In re infoUSA, Inc. Shareholders Litigation, Consol. C.A. No. 1956-CC (March 17, 2008).
A special litigation committee was formed by the board of infoUSA, Inc. at the end of December, after a motion to dismiss derivative litigation had been denied and after a finding had been made by the Court of Chancery that demand was excused. The SLC moved to stay the ongoing derivative litigation in January, seeking a period of 150 days in which it could investigate the substance of the claims in the action. The plaintiffs opposed such a stay, asserting that the SLC was formed "too late" and should not be allowed to derail the ongoing litigation.
The Court of Chancery rejected this position: "The fact that I have already determined that demand is excused demonstrates why the board must act by means of a special committee; it does not in any way explain why it cannot act through an SLC." Consequently, the requested stay was granted. The Court also rejected as premature any challenge to the independence of the SLC, finding it serves the purposes of judicial economy to do so after the SLC issues its report. The letter opinion can be viewed here.
This is a useful decision on the proper interpretation of a bylaw that governs stockholder proxy proposals in light of SEC Rule 14a-8. The Court held that the bylaw only applied to stockholder requests to have a proposal included in the company's proxy materials under rule 14a-8. In that way the Court again emphasized that Delaware interprets bylaws so as to increase the ability of stockholders to vote.
In the latest of the Chancery decisions on complaints challenging the grant of options, the Court has explained what it takes to state a derivative complaint that excuses demand on the Board. Briefly, the Court here focused on what was disclosed to the stockholders when they were asked to approve option plans or elect directors who had received option grants. First, full disclosure is required, particularly of practices that are likely to lead to increasing the value of the options, such as the bullet-dodging alleged in this case.

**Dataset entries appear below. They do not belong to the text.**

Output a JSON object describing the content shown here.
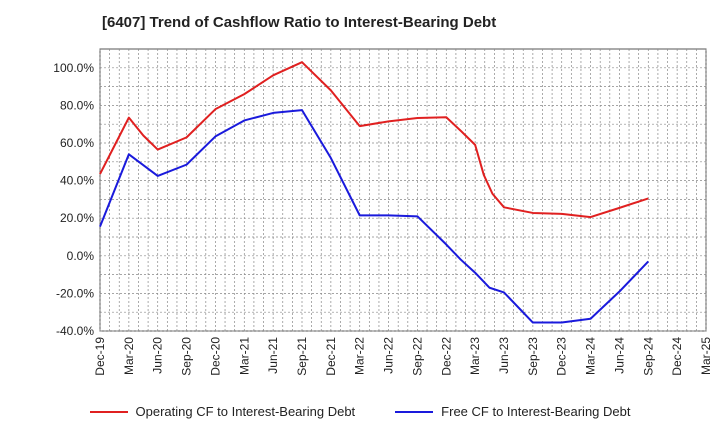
{
  "chart_data": {
    "type": "line",
    "title": "[6407]  Trend of Cashflow Ratio to Interest-Bearing Debt",
    "xlabel": "",
    "ylabel": "",
    "x": [
      "Dec-19",
      "Mar-20",
      "Jun-20",
      "Sep-20",
      "Dec-20",
      "Mar-21",
      "Jun-21",
      "Sep-21",
      "Dec-21",
      "Mar-22",
      "Jun-22",
      "Sep-22",
      "Dec-22",
      "Mar-23",
      "Jun-23",
      "Sep-23",
      "Dec-23",
      "Mar-24",
      "Jun-24",
      "Sep-24",
      "Dec-24",
      "Mar-25"
    ],
    "yticks": [
      "100.0%",
      "80.0%",
      "60.0%",
      "40.0%",
      "20.0%",
      "0.0%",
      "-20.0%",
      "-40.0%"
    ],
    "ylim": [
      -40,
      110
    ],
    "grid": true,
    "legend_position": "bottom",
    "series": [
      {
        "name": "Operating CF to Interest-Bearing Debt",
        "color": "#e02020",
        "points": [
          [
            0,
            43.5
          ],
          [
            0.55,
            60
          ],
          [
            1,
            73.5
          ],
          [
            1.5,
            64
          ],
          [
            2,
            56.5
          ],
          [
            3,
            63
          ],
          [
            4,
            78
          ],
          [
            5,
            86
          ],
          [
            6,
            96
          ],
          [
            7,
            103
          ],
          [
            8,
            88
          ],
          [
            9,
            69
          ],
          [
            10,
            71.5
          ],
          [
            11,
            73.3
          ],
          [
            12,
            73.7
          ],
          [
            12.5,
            66.5
          ],
          [
            13,
            59
          ],
          [
            13.3,
            43
          ],
          [
            13.6,
            33
          ],
          [
            14,
            25.8
          ],
          [
            15,
            22.8
          ],
          [
            16,
            22.3
          ],
          [
            17,
            20.6
          ],
          [
            18,
            25.5
          ],
          [
            19,
            30.5
          ]
        ]
      },
      {
        "name": "Free CF to Interest-Bearing Debt",
        "color": "#1a1adc",
        "points": [
          [
            0,
            15.5
          ],
          [
            1,
            54
          ],
          [
            2,
            42.5
          ],
          [
            3,
            48.5
          ],
          [
            4,
            63.5
          ],
          [
            5,
            72
          ],
          [
            6,
            76
          ],
          [
            7,
            77.5
          ],
          [
            8,
            52
          ],
          [
            9,
            21.5
          ],
          [
            10,
            21.5
          ],
          [
            11,
            21
          ],
          [
            12,
            6
          ],
          [
            12.5,
            -2
          ],
          [
            13,
            -9
          ],
          [
            13.5,
            -17
          ],
          [
            14,
            -19.5
          ],
          [
            15,
            -35.5
          ],
          [
            16,
            -35.5
          ],
          [
            17,
            -33.5
          ],
          [
            18,
            -19
          ],
          [
            19,
            -3
          ]
        ]
      }
    ]
  }
}
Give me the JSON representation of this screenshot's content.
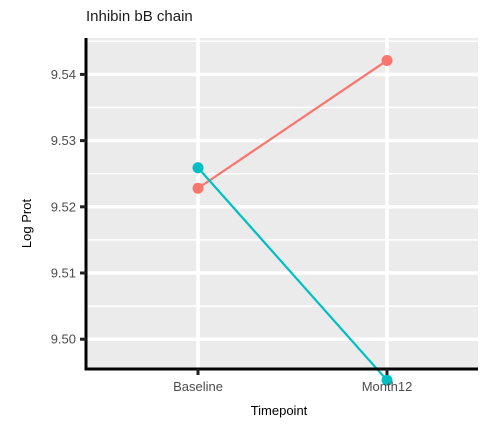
{
  "chart_data": {
    "type": "line",
    "title": "Inhibin bB chain",
    "xlabel": "Timepoint",
    "ylabel": "Log Prot",
    "categories": [
      "Baseline",
      "Month12"
    ],
    "ylim": [
      9.4955,
      9.5455
    ],
    "yticks": [
      9.5,
      9.51,
      9.52,
      9.53,
      9.54
    ],
    "ytick_labels": [
      "9.50",
      "9.51",
      "9.52",
      "9.53",
      "9.54"
    ],
    "grid": true,
    "legend": "none",
    "panel_background": "#ebebeb",
    "series": [
      {
        "color": "#f8766d",
        "values": [
          9.5228,
          9.5421
        ]
      },
      {
        "color": "#00bfc4",
        "values": [
          9.5259,
          9.4938
        ]
      }
    ]
  }
}
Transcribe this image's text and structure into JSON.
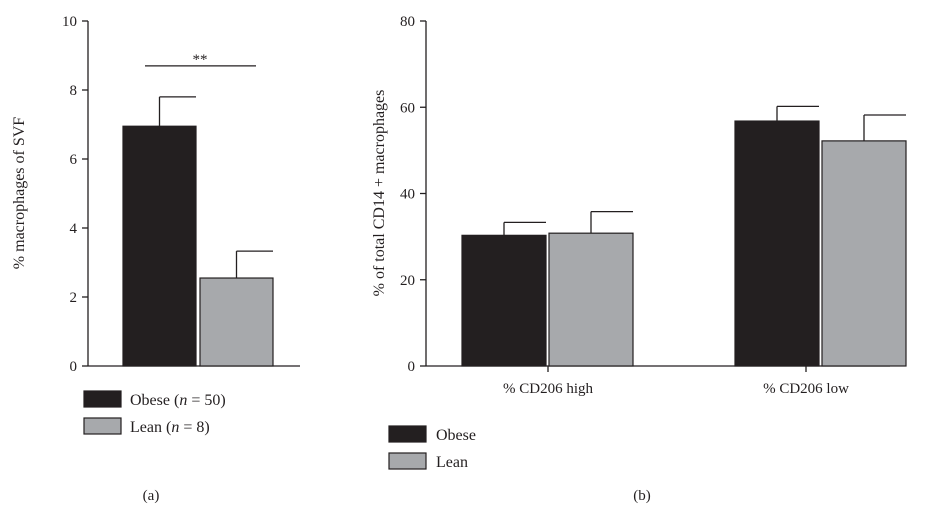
{
  "colors": {
    "obese": "#231f20",
    "lean": "#a7a9ac",
    "axis": "#231f20"
  },
  "chart_data": [
    {
      "type": "bar",
      "panel_label": "(a)",
      "ylabel": "% macrophages of SVF",
      "ylim": [
        0,
        10
      ],
      "yticks": [
        "0",
        "2",
        "4",
        "6",
        "8",
        "10"
      ],
      "series": [
        {
          "name": "Obese",
          "value": 6.95,
          "error": 0.85
        },
        {
          "name": "Lean",
          "value": 2.55,
          "error": 0.78
        }
      ],
      "significance": {
        "label": "**",
        "y": 8.7
      },
      "legend": [
        {
          "series": "Obese",
          "prefix": "Obese (",
          "italic": "n",
          "suffix": " = 50)"
        },
        {
          "series": "Lean",
          "prefix": "Lean (",
          "italic": "n",
          "suffix": " = 8)"
        }
      ]
    },
    {
      "type": "bar",
      "panel_label": "(b)",
      "ylabel": "% of total CD14 + macrophages",
      "ylim": [
        0,
        80
      ],
      "yticks": [
        "0",
        "20",
        "40",
        "60",
        "80"
      ],
      "categories": [
        "% CD206 high",
        "% CD206 low"
      ],
      "series": [
        {
          "name": "Obese",
          "values": [
            30.3,
            56.8
          ],
          "errors": [
            3.0,
            3.4
          ]
        },
        {
          "name": "Lean",
          "values": [
            30.8,
            52.2
          ],
          "errors": [
            5.0,
            6.0
          ]
        }
      ],
      "legend": [
        {
          "label": "Obese"
        },
        {
          "label": "Lean"
        }
      ]
    }
  ]
}
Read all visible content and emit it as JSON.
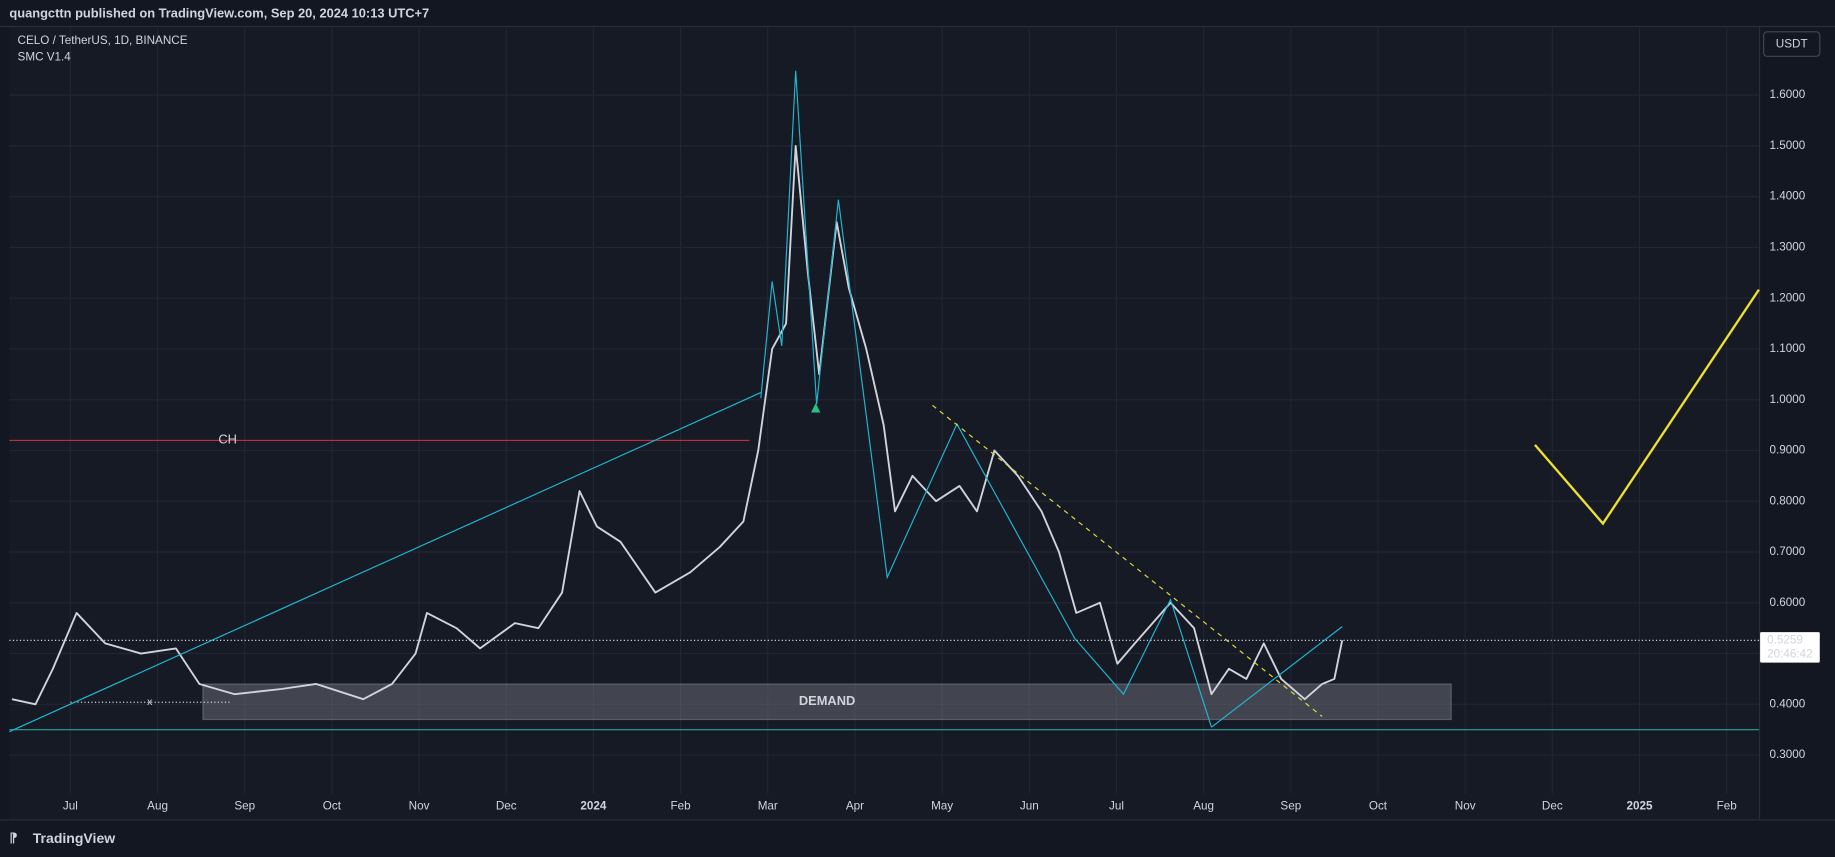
{
  "header": {
    "publisher": "quangcttn published on TradingView.com, Sep 20, 2024 10:13 UTC+7"
  },
  "chart_data": {
    "type": "line",
    "symbol": "CELO / TetherUS, 1D, BINANCE",
    "indicator": "SMC V1.4",
    "currency": "USDT",
    "x": [
      -0.67,
      -0.4,
      -0.2,
      0.07,
      0.4,
      0.81,
      1.21,
      1.48,
      1.88,
      2.42,
      2.82,
      3.36,
      3.69,
      3.96,
      4.09,
      4.43,
      4.7,
      5.1,
      5.37,
      5.64,
      5.84,
      6.04,
      6.31,
      6.71,
      7.11,
      7.45,
      7.72,
      7.89,
      8.05,
      8.21,
      8.32,
      8.46,
      8.59,
      8.79,
      8.93,
      9.13,
      9.33,
      9.46,
      9.66,
      9.93,
      10.2,
      10.4,
      10.6,
      10.87,
      11.14,
      11.34,
      11.54,
      11.81,
      12.01,
      12.21,
      12.62,
      12.89,
      13.09,
      13.29,
      13.49,
      13.69,
      13.89,
      14.16,
      14.36,
      14.5,
      14.59
    ],
    "values": [
      0.41,
      0.4,
      0.47,
      0.58,
      0.52,
      0.5,
      0.51,
      0.44,
      0.42,
      0.43,
      0.44,
      0.41,
      0.44,
      0.5,
      0.58,
      0.55,
      0.51,
      0.56,
      0.55,
      0.62,
      0.82,
      0.75,
      0.72,
      0.62,
      0.66,
      0.71,
      0.76,
      0.9,
      1.1,
      1.15,
      1.5,
      1.25,
      1.05,
      1.35,
      1.22,
      1.1,
      0.95,
      0.78,
      0.85,
      0.8,
      0.83,
      0.78,
      0.9,
      0.85,
      0.78,
      0.7,
      0.58,
      0.6,
      0.48,
      0.52,
      0.6,
      0.55,
      0.42,
      0.47,
      0.45,
      0.52,
      0.45,
      0.41,
      0.44,
      0.45,
      0.526
    ],
    "color": "#d1d4dc",
    "xlim": [
      -0.7,
      19.37
    ],
    "ylim": [
      0.224,
      1.734
    ],
    "xticks": [
      {
        "value": 0,
        "label": "Jul"
      },
      {
        "value": 1,
        "label": "Aug"
      },
      {
        "value": 2,
        "label": "Sep"
      },
      {
        "value": 3,
        "label": "Oct"
      },
      {
        "value": 4,
        "label": "Nov"
      },
      {
        "value": 5,
        "label": "Dec"
      },
      {
        "value": 6,
        "label": "2024"
      },
      {
        "value": 7,
        "label": "Feb"
      },
      {
        "value": 8,
        "label": "Mar"
      },
      {
        "value": 9,
        "label": "Apr"
      },
      {
        "value": 10,
        "label": "May"
      },
      {
        "value": 11,
        "label": "Jun"
      },
      {
        "value": 12,
        "label": "Jul"
      },
      {
        "value": 13,
        "label": "Aug"
      },
      {
        "value": 14,
        "label": "Sep"
      },
      {
        "value": 15,
        "label": "Oct"
      },
      {
        "value": 16,
        "label": "Nov"
      },
      {
        "value": 17,
        "label": "Dec"
      },
      {
        "value": 18,
        "label": "2025"
      },
      {
        "value": 19,
        "label": "Feb"
      }
    ],
    "yticks": [
      {
        "value": 0.3,
        "label": "0.3000"
      },
      {
        "value": 0.4,
        "label": "0.4000"
      },
      {
        "value": 0.5,
        "label": "0.5000"
      },
      {
        "value": 0.6,
        "label": "0.6000"
      },
      {
        "value": 0.7,
        "label": "0.7000"
      },
      {
        "value": 0.8,
        "label": "0.8000"
      },
      {
        "value": 0.9,
        "label": "0.9000"
      },
      {
        "value": 1.0,
        "label": "1.0000"
      },
      {
        "value": 1.1,
        "label": "1.1000"
      },
      {
        "value": 1.2,
        "label": "1.2000"
      },
      {
        "value": 1.3,
        "label": "1.3000"
      },
      {
        "value": 1.4,
        "label": "1.4000"
      },
      {
        "value": 1.5,
        "label": "1.5000"
      },
      {
        "value": 1.6,
        "label": "1.6000"
      }
    ],
    "grid": true,
    "last_price": 0.5259,
    "countdown": "20:46:42",
    "demand": {
      "label": "DEMAND",
      "low": 0.37,
      "high": 0.44,
      "x": [
        1.52,
        15.84
      ]
    },
    "ch": {
      "label": "CH",
      "price": 0.92,
      "x": [
        -0.7,
        7.79
      ],
      "color": "#f23645"
    },
    "support": {
      "price": 0.35,
      "color": "#26a69a"
    },
    "x_mark": {
      "label": "x",
      "x": 0.91,
      "price": 0.404
    },
    "signal": {
      "x": 8.55,
      "price": 0.984,
      "color": "#26c281"
    },
    "trendlines": [
      {
        "x": [
          -0.7,
          7.92
        ],
        "y": [
          0.346,
          1.014
        ],
        "color": "#22b5d0",
        "dashed": false
      },
      {
        "x": [
          7.92,
          8.05,
          8.16,
          8.32,
          8.56,
          8.81,
          9.37,
          10.17,
          11.52,
          12.08,
          12.62,
          13.09
        ],
        "y": [
          1.003,
          1.233,
          1.106,
          1.648,
          0.991,
          1.394,
          0.65,
          0.952,
          0.53,
          0.42,
          0.606,
          0.355
        ],
        "color": "#22b5d0",
        "dashed": false
      },
      {
        "x": [
          13.09,
          14.59
        ],
        "y": [
          0.355,
          0.553
        ],
        "color": "#22b5d0",
        "dashed": false
      },
      {
        "x": [
          9.89,
          14.36
        ],
        "y": [
          0.989,
          0.376
        ],
        "color": "#e5d93a",
        "dashed": true
      },
      {
        "x": [
          16.8,
          17.58,
          19.37
        ],
        "y": [
          0.911,
          0.756,
          1.217
        ],
        "color": "#f0e130",
        "dashed": false
      }
    ]
  },
  "footer": {
    "brand": "TradingView"
  }
}
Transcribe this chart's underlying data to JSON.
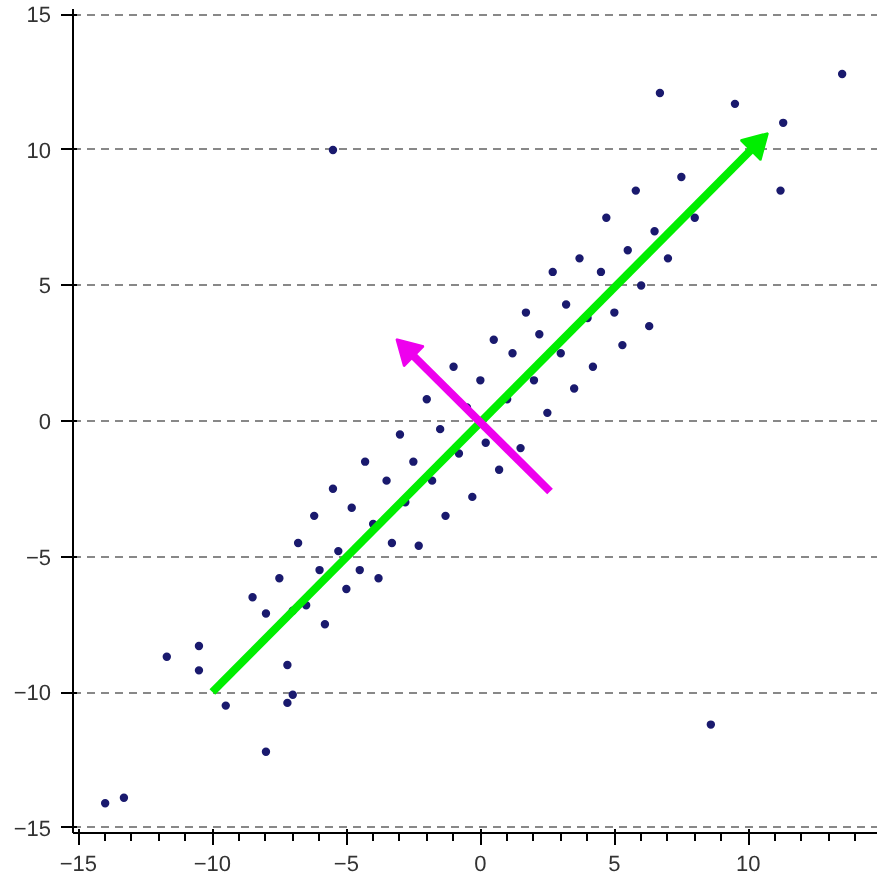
{
  "chart_data": {
    "type": "scatter",
    "xlim": [
      -15.2,
      14.8
    ],
    "ylim": [
      -15.2,
      15.2
    ],
    "xticks": [
      -15,
      -10,
      -5,
      0,
      5,
      10
    ],
    "yticks": [
      -15,
      -10,
      -5,
      0,
      5,
      10,
      15
    ],
    "grid": "y",
    "marker": "circle",
    "series": [
      {
        "color": "#1a1a6e",
        "x": [
          -14,
          -13.3,
          -5.5,
          -8,
          -11.7,
          -10.5,
          -10.5,
          -9.5,
          -7,
          -7.2,
          6.7,
          9.5,
          11.3,
          11.2,
          13.5,
          8.6,
          -8.5,
          -8,
          -7.5,
          -7.2,
          -7,
          -6.8,
          -6.5,
          -6.2,
          -6,
          -5.8,
          -5.5,
          -5.3,
          -5,
          -4.8,
          -4.5,
          -4.3,
          -4,
          -3.8,
          -3.5,
          -3.3,
          -3,
          -2.8,
          -2.5,
          -2.3,
          -2,
          -1.8,
          -1.5,
          -1.3,
          -1,
          -0.8,
          -0.5,
          -0.3,
          0,
          0.2,
          0.5,
          0.7,
          1,
          1.2,
          1.5,
          1.7,
          2,
          2.2,
          2.5,
          2.7,
          3,
          3.2,
          3.5,
          3.7,
          4,
          4.2,
          4.5,
          4.7,
          5,
          5.3,
          5.5,
          5.8,
          6,
          6.3,
          6.5,
          7,
          7.5,
          8
        ],
        "values": [
          -14.1,
          -13.9,
          10,
          -12.2,
          -8.7,
          -9.2,
          -8.3,
          -10.5,
          -10.1,
          -10.4,
          12.1,
          11.7,
          11,
          8.5,
          12.8,
          -11.2,
          -6.5,
          -7.1,
          -5.8,
          -9,
          -7,
          -4.5,
          -6.8,
          -3.5,
          -5.5,
          -7.5,
          -2.5,
          -4.8,
          -6.2,
          -3.2,
          -5.5,
          -1.5,
          -3.8,
          -5.8,
          -2.2,
          -4.5,
          -0.5,
          -3,
          -1.5,
          -4.6,
          0.8,
          -2.2,
          -0.3,
          -3.5,
          2,
          -1.2,
          0.5,
          -2.8,
          1.5,
          -0.8,
          3,
          -1.8,
          0.8,
          2.5,
          -1,
          4,
          1.5,
          3.2,
          0.3,
          5.5,
          2.5,
          4.3,
          1.2,
          6,
          3.8,
          2,
          5.5,
          7.5,
          4,
          2.8,
          6.3,
          8.5,
          5,
          3.5,
          7,
          6,
          9,
          7.5
        ]
      },
      {
        "type": "line",
        "marker": "triangle",
        "color": "#00ee00",
        "x": [
          -10,
          10.3
        ],
        "values": [
          -10,
          10.2
        ]
      },
      {
        "type": "line",
        "marker": "triangle",
        "color": "#ee00ee",
        "x": [
          2.6,
          -2.7
        ],
        "values": [
          -2.6,
          2.6
        ]
      }
    ]
  }
}
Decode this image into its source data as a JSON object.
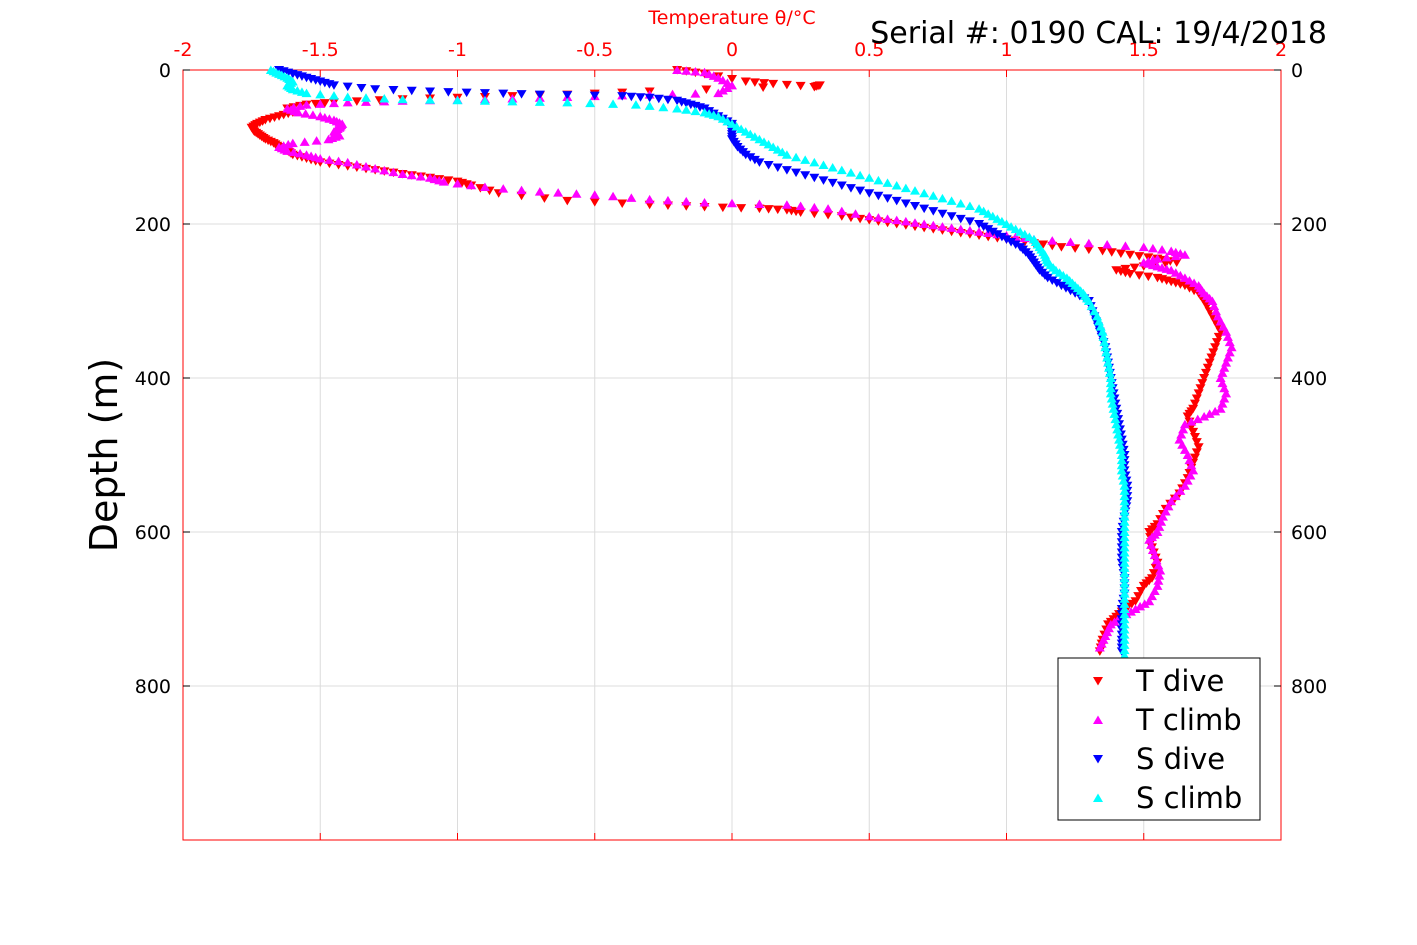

Second, the fact that a majority of the board received the options also made them interested enough to excuse demand.
For a long time it has been evident that some plaintiffs show up frequently as class representatives. The recent scandal involving perhaps the major securities class action law firm has only reminded everyone of the odd "coincidence" that one person could have so many class actions to bring. Now the Court of Chancery has done something about it and a warning has been issued as a result. This decision awarded attorney fees to the defendants in a man-bites-dog twist to the ending of a class action.
Of course, the facts in this case are highly unusual. When the named plaintiff tried unsuccessfully to have the court approve a settlement basically for attorney fees alone, he then tried to just dismiss the case, conditioned upon defendants' agreement to keep certain information confidential. Instead, the defendants fought back and discovered the named class representative had a string of investment entities that in turn owned very small stakes in many publicly owned corporations. No rational financial purpose justified these investments, except as a way to pursue law suits. When the plaintiff conditioned settlement on secrecy, the court held that was bad faith and awarded attorney fees to the defendants for resisting such a dismissal.
It is now likely that we will see much more aggressive pursuit of oppositions to class certifications. Discovery of the named plaintiff and his connections to the class counsel will be the new trend. As this decision illustrates, the ability to do data searches to find all the actions filed by a plaintiff and any law firm will also aid in that effort.